However, I do have a quick caveat to that. There may be some potential drawbacks, which we discuss more in depth in the article, if the birthing person has expectations of advocacy that their doula is not able to fulfill. So, go to the article to learn more about advocacy expectations. In addition, when working with any professional in any field, there is a risk that the person you hire might not fulfill their obligations to you or might not be the right fit for you and your family. Doulas are a diverse group. They have a wide range of perspectives on skills and approaches to birth. And not every doula is the best fit for every birthing family. And we encourage people to meet with several before you decide on the final person, if possible. Likewise, doulas may decline to work with a client who has expectations that they cannot fulfill, who behaves towards them in an inappropriate manner, or who is dishonest to them. So before any doula or client signs an agreement, we believe it’s important for them both to have gone over their expectations and approaches to birth and have a mutual understanding and communication.

We also know that doulas are trained to provide support during labor, but they actually do so much more. They engage in wide range of forms of care and support. Some doulas care for people during the conception journey, through abortions, during and after miscarriage, in the weeks after childbirth, and at the end stages of life. And there’s so many different kinds of trainings, certifications, traditions, perspectives on doula care. Research has really confirmed what we already knew and what a lot of families know. Doulas can make a big difference in your birth experience, but having a doula is not a magic wand. So doulas often work in broken healthcare systems, in the face of oppression, racism, homophobia, transphobia, and other -isms. And doulas need all of us to support them in advocating publicly for safer, more supportive birth settings. The doula’s role can also be made more difficult if you and your birth partner have limited knowledge about birth options when you go into labor. So educating yourself about birth as much as possible beforehand can really help equip you with skills that can be combined with the doula’s support.

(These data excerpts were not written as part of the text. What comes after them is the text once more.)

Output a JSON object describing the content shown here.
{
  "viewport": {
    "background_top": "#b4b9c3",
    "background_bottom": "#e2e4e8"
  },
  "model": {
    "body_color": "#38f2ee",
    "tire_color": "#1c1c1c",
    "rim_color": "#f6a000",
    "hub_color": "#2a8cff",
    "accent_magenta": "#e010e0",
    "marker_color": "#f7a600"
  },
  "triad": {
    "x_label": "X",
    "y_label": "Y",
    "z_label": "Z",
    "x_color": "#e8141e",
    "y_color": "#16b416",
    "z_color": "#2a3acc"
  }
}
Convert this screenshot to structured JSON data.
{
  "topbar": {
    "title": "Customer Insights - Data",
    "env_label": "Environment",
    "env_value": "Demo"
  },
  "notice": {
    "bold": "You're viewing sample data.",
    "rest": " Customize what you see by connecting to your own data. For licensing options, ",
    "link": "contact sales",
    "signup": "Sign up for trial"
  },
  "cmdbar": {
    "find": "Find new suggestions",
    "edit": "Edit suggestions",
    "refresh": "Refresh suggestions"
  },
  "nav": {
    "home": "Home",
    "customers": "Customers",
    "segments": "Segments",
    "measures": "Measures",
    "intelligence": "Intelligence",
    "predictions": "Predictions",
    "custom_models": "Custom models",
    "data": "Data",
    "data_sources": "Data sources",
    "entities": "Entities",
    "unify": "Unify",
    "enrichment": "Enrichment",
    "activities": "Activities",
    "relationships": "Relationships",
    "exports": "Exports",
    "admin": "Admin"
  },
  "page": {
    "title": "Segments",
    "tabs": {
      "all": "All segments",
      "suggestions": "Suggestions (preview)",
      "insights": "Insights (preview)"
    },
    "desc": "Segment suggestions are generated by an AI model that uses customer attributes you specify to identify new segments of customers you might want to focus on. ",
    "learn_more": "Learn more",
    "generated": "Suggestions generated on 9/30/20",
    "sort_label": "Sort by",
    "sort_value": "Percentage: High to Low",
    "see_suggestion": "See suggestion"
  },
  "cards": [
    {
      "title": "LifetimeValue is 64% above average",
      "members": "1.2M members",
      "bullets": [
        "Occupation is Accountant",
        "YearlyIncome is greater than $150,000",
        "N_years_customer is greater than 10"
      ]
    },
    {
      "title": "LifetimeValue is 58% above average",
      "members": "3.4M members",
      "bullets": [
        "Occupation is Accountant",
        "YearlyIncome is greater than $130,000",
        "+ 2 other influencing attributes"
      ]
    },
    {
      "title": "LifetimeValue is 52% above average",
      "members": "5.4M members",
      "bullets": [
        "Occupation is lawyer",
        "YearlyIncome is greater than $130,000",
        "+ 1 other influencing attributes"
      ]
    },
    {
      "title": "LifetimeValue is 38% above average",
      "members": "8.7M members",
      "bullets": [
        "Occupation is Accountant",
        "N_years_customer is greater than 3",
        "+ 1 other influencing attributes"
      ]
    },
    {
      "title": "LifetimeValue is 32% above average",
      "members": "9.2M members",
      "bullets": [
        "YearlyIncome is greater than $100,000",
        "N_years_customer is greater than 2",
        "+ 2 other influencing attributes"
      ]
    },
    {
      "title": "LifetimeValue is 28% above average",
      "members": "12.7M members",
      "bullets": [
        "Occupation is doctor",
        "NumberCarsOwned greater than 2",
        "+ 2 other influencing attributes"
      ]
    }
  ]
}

We know we have people who listen to this podcast who are thinking about becoming a doula. If that is you, it’s important to consider what types of training you want to pursue and what your own approach to birth work may be. And it’s also important to recognize that this can be a demanding field where you may be exposed to challenging situations and traumatic births. So seeking out community support from other doulas can help you process difficult emotions and avoid burnout. But in conclusion, we believe that the evidence shows that doulas provide important benefits for clients, birthing families, entire communities, as well as for hospitals and medical systems. Therefore, doulas should be viewed and valued both by parents and providers as valuable evidence-based members of the birth care team. So that wraps up the article. I did want to let you know again that you can go to ebbirth.com/doulas to learn more, get more in-depth info about all these topics we covered today. Look at our list of resources. We have tons of lists for you, lists of different interviews, lists of interview questions, that one-page handout that’s really helpful to download all of the scientific references. We link to them at the bottom of the article. And there’s a list of directories as well to find doulas. So overall, we hope that you get a lot of help out of this information being published and that you share it widely so that more people can also learn about the benefits of doulas. Sara, any final words from you?

Sara Ailshire:
No, it was just a really, I always enjoy contributing to the Signature Articles and getting to do the deep dive into the research. And, you know, really it was fun working with you and with Ihotu on this article. And yeah, I just, I owe a lot personally, professionally to the different types of care that I’ve received from doulas, even, you know, as a researcher. And it was really gratifying to be able to use the research, use the evidence to talk about, you know, the importance of the work that they do.

Dr. Rebecca Dekker:
Yeah. If you’re listening to this and you’re a doula, we appreciate you and you are valued. You are evidence-based. Hopefully you already knew that, but it’s sometimes nice to have that affirmation of like, yes. You are doing great work. So thanks everyone for listening. Again, thank you to our co-authors Sara Ailshire and Ihotu Ali. We would also like to extend our gratitude to our expert reviewers for giving us valuable feedback and critique of this article before publication: Rhonda Fellows (doula and doula trainer at Community Aware Birthworker), Heather Christine Struwe (birth doula trainer at Community Aware Birthworker) and Cristen Pascucci, founder of Birth Monopoly. Thanks everyone for listening and I’ll see you next week. Bye.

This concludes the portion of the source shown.